Никто не придавал такого значения слову, как он, никто настолько не подчинял музыку слову, никто не тщился так истолковать слово, оживить, выявить во всей его глубине, широте и высоте и ради этого так нырять вглубь, раздаваться вширь, взмывать ввысь. Но никто поэтому и не был так строг и придирчив к слову, как он, державшийся по преимуществу традиционной латинской литургии или лютеровского перевода Библии. От сотрудничества с современными немецкими поэтами в главном своем деле, в духовной музыке, он уклонялся – если исключить псалмы Бекера да несколько ранних текстов Опица, которые он положил на музыку. Немецкие поэты говорили его сердцу немного, как ни осаждал он нас своими просьбами писать для него. Поэтому-то Симон Дах прежде испугался, а лишь потом обрадовался, когда услыхал имя гостя.

Они постояли сколько-то времени во дворе, обмениваясь любезностями. Шюц все извинялся, что явился непрошено. Говорил будто в оправдание, что давно знаком с некоторыми из присутствующих (с Бухнером, Ристом, Лаурембергом). Дах со своей стороны расточал заверения в оказанной чести. Гельнгаузенов имперский караул держался с факелами в отдалении, как и подобает при встрече князя, а в том, что это прибыл князь, мушкетеры не сомневались, даром что на нем было вполне бюргерское дорожное платье, а вся поклажа исчерпывалась двумя рундуками. (Другой гость сошел у них за княжеского камергера.)

Они примчались сначала в Эзеде, откуда их направили в Тельгте. Лошадей им поменяли сразу же, поскольку у Шюца была охранная грамота князя. С детской гордостью предъявил он бумагу – точно удостоверение его значительности, рассказывая при этом, что в дороге обошлось без приключений. При полной луне в долине было светло как днем. Кругом было пусто, все как вымерло. Они больше устали, чем проголодались. Не найдется кровати, он ляжет на лавке у печки. Уж он знает, каков трактирный обиход. Отец его в Вайсенфельсе на Заале сам держал постоялый двор – «Шюценхоф»: народу всегда была уйма.

Даху и Альберту лишь с трудом удалось уговорить придворного капельмейстера занять комнату Даха. Прибежала (в сопровождении Гельнгаузена) хозяйка; услыхав имя гостя, защебетала любезности, приветствовала его итальянской тирадой, называя Maestro Saggittario[4]. Еще более всех поразило – а Шюца даже напугало, – когда Гельнгаузен, уже с готовностью занявший позицию меж рундуками позднего гостя, запел вдруг приятным тенором начало первого мотета из «Cantiones sacrae»[5] – вещи скорее общехристианской, а потому распространенной и в католических пределах: «О bone, о dulcis, о benigne Jesu…»[6]

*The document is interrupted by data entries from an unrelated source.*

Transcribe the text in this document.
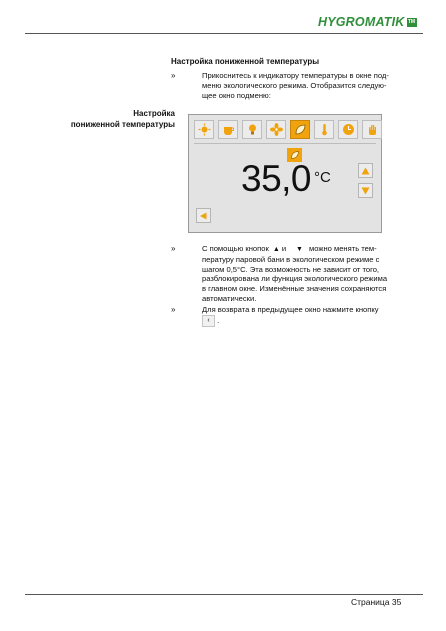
HYGROMATIK TM
Настройка пониженной температуры
Настройка
пониженной температуры
»	Прикоснитесь к индикатору температуры в окне под-
меню экологического режима. Отобразится следую-
щее окно подменю:
35,0 °C
»	С помощью кнопок  ▲ и     ▼   можно менять тем-
пературу паровой бани в экологическом режиме с
шагом 0,5°C. Эта возможность не зависит от того,
разблокирована ли функция экологического режима
в главном окне. Изменённые значения сохраняются
автоматически.
»	Для возврата в предыдущее окно нажмите кнопку
‹ .
Страница 35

Объясняясь, Штофель поведал о том, что пел в хоре еще мальчиком, погонщиком в Байзахе, когда город осадили веймарцы, и пение заглушало голод. Затем он подхватил багаж и увлек за собой Шюца, а с ним и всех остальных; шествие замыкала хозяйка, в руках у нее был кувшин с сидром – гость просил подать его в комнату с куском черного хлеба.

Потом Либушка готовила в малой зале постели для Даха и Альберта; занять ее каморку рядом с кухней они отказались. При этом она без умолку тараторила, обращаясь по преимуществу к Альберту: все больше насчет того, как трудно порядочной женщине сохранить честь в эдакое время. Какой красоткой она слыла когда-то и какие неприятные обстоятельства научили ее уму-разуму… Наконец Штофель вытолкал ее за дверь. Пару они с Кураж составляли уморительную, и на какой-то замазке связь их держалась.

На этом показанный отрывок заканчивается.